We dressed in the cold and made ready for church, and learned after our chilly breakfast, that the church service was to be conducted in the cemetery. There were few places to sit, so I stood and listened. The service was very nice, but it made me miss our Parson John and his services.
Once I arrived at the hospital, I discovered that mr. Ronald Melton had brought along his younger brother Michael to aid as a surgeon's mate. We found another red armband to tie on young Melton's left arm.
There was no shaving to be had, as between Dr.Clift and myself, I believe we had shaved nearly every officer in the british camp. Instead I had a civilian fellow stop in for a bleeding on account that he was feeling 'melancholy'. I sat him in Ensign Bogg's chair and tied off a simple tourniquet on his right arm. He maintained his composure admirably, and seemed to feel much relieved afterward.

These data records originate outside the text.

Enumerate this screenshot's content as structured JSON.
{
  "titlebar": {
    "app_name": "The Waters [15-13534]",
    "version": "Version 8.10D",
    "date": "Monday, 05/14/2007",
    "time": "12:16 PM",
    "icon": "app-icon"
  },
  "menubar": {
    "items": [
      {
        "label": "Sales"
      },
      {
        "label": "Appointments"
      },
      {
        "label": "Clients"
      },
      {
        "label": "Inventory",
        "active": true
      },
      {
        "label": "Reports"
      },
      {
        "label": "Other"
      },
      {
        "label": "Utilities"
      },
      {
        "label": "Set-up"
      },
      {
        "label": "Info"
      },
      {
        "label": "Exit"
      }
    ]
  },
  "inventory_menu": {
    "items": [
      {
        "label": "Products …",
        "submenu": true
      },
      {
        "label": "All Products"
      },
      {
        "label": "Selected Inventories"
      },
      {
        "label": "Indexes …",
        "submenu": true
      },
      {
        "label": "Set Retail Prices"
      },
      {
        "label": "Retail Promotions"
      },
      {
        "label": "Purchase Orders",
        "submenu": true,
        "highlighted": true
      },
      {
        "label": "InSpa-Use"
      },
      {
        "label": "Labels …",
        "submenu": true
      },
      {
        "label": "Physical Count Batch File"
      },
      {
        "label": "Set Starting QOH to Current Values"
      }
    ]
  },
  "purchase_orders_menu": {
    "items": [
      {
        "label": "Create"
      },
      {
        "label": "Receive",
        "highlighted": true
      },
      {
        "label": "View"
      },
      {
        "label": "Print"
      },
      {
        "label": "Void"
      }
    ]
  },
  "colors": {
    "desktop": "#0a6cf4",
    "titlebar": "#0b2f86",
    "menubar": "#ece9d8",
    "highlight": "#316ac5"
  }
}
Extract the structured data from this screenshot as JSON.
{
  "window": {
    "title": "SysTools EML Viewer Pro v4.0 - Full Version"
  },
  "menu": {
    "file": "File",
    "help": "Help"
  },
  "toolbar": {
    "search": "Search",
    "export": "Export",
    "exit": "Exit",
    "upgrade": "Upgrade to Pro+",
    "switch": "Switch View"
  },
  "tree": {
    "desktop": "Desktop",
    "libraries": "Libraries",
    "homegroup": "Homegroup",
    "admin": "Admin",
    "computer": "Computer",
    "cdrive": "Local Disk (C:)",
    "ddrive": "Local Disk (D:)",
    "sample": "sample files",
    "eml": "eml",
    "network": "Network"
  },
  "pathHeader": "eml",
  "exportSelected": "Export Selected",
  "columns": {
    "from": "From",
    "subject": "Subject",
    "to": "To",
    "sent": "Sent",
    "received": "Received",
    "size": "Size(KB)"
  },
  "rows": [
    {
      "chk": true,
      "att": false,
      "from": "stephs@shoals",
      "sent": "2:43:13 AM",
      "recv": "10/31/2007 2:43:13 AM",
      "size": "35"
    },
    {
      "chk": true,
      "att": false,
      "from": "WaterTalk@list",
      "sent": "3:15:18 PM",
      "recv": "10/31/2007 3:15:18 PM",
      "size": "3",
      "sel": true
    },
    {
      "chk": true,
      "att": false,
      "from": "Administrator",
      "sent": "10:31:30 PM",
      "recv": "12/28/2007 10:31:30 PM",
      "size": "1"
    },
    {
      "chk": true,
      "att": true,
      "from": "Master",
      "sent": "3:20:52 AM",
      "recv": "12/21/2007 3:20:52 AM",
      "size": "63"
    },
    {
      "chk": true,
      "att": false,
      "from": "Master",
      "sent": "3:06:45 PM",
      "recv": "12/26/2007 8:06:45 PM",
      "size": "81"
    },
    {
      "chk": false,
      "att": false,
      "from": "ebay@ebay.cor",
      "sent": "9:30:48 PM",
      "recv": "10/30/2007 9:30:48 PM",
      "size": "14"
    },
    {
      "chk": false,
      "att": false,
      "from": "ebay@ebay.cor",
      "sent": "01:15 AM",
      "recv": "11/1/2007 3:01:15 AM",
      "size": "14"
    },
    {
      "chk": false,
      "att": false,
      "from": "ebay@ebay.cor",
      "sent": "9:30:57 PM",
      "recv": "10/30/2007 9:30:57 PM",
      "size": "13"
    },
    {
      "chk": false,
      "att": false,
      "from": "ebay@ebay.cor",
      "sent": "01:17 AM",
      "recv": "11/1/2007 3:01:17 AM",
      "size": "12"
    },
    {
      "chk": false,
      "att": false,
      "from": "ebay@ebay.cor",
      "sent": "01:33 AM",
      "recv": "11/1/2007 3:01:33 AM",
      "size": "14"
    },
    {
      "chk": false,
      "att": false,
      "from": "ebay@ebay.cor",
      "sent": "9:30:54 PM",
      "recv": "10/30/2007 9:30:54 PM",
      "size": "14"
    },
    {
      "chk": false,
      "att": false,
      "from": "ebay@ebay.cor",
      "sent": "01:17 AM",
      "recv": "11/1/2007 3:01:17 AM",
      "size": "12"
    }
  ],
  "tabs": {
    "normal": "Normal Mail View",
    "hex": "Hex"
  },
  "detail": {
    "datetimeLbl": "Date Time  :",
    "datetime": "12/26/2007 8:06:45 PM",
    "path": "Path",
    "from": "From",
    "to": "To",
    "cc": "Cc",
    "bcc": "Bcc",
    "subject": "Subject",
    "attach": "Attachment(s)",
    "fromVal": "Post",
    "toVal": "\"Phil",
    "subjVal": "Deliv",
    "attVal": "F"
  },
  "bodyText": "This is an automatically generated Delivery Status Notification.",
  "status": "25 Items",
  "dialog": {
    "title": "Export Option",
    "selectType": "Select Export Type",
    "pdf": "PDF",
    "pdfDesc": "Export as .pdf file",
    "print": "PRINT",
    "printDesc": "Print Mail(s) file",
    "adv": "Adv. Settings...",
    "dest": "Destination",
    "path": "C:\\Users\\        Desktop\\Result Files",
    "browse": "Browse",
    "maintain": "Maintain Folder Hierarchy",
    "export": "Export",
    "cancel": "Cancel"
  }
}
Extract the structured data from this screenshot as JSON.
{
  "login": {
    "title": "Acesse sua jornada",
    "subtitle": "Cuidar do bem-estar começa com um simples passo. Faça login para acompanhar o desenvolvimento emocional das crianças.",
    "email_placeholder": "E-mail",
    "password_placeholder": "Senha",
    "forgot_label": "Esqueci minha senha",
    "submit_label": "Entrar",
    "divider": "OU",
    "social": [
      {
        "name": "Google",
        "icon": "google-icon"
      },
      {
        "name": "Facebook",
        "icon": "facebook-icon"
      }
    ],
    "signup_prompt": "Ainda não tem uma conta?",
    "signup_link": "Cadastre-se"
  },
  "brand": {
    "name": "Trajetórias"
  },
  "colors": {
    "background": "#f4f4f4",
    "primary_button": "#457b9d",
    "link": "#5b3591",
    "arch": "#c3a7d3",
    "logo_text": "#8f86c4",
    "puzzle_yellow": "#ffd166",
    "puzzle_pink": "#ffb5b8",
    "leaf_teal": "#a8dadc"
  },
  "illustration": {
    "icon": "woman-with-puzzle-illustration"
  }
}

At 11 of the clock there was heard in camp a great volley of musket shots. I ordered the brothers Melton to bring the cart and we headed into the fray.
A French relief force had attacked a British roadblock in an effort to relieve the fort. By the time we arrived, the French were nearly knee deep, fallen in neat lines. One of the British commanders called me over to tend to a fallen French officer. His entire unit of men lay on the ground around him. He was seated against a tree with a great wound to the abdomen.
We placed the French officer on the wagon and took him back to the hospital with us.
He was quite eager to get at our "L'eau de vie".